Akses yang akan aku tumpangi ke kota bukanlah taxi, bis, angkot maupun ojek, melainkan sebuah truk pengangkut kayu dari dalam hutan. Itu pun aku tak tahu kapan dia akan lewat. Ketika jarum jam berputar begitu cepat. Aku memutuskan untuk melanjutkan perjalana dengan berjalan kaki. Mula-mula kulepas sepasang sepatu yang sudah berumur tua tapi masih layak untuk dipakai agar tidak kotor. Sebab di sini belum ada aspal melainkan cuman tanah biasa yang kalau siap turun hujan akan membuat jalannya licin dan kotor.

Panca indraku yang berfungsi untuk menangkap suatu bunyi mesin mobil, tiba-tiba menghentikan langkah ku. Berharap aku bisa meminta tumpangan sampai ke kota. Melambai. Ya itu yang ku lakuakan sekarang. Supir yang berhati mulai ini memberikan aku tumpangan yang membuat aku tak berhenti-hentinya untuk berterimakasih. Tak terbayangkan oleh ku apa jadinya jika aku pergi ke SMAN 1 Padang Panjang berjalan kaki yang kira-kira dapat menempuh perjalanan selama 4 jam.

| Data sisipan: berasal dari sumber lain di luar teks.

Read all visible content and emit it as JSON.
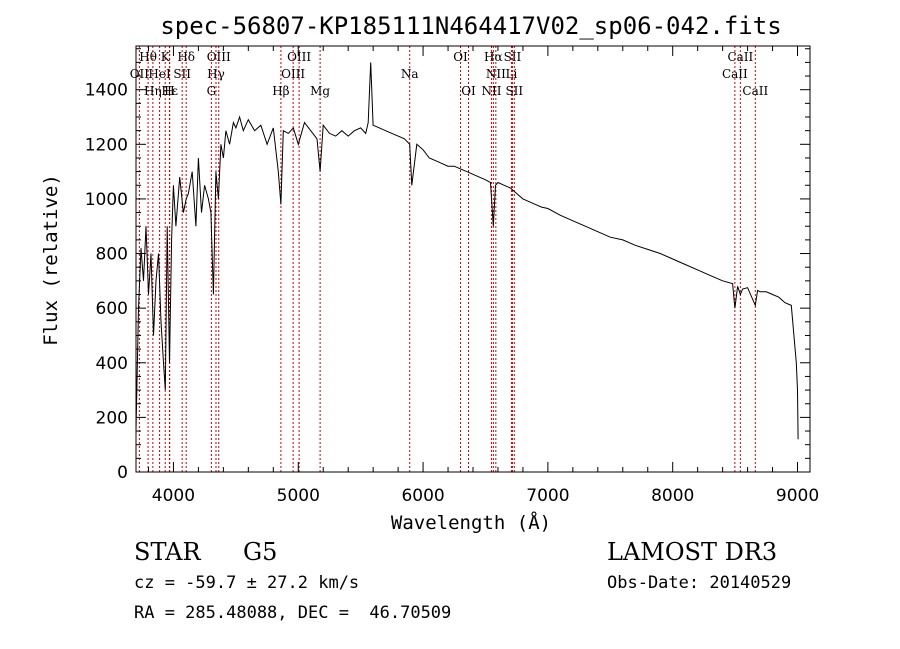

Sepanjang perjalanan aku membayangkan ketika namaku ada di papan pengumuman penerimaan peserta didik baru. Aku juga membayangkan bagaimana reaksi ku nanti. Setelah itu gimana aku akan menempuh pendidikkan di sana. Memikirkan hal itu membuatku senang tak sabar ingin sampai di sana.

Aku turun di sebuah persimpangan. Kenapa? Truk yang aku tumpangi ini tidak mengarah pada SMAN 1 Padang Panjang. Ya, langkah selanjutnya adalah menaiki angkot. Ternyata di dalam anggkot juga banyak sekali terdapat anak dan orang tuanya yang akan mengambil hasil PPDB-nya. Ayah dan ibuku tak bisa pergi karena mereka sudah berjanji akan bertani di sawah milik orang lain. Dan aku pun yang meminta keduanya untuk tetap menepati janjinya. Toh hari ini cuman pengumuman nama aja. Dan aku pun mencoba untuk memberanikan diri ke kota sendirian tanpa didampingi.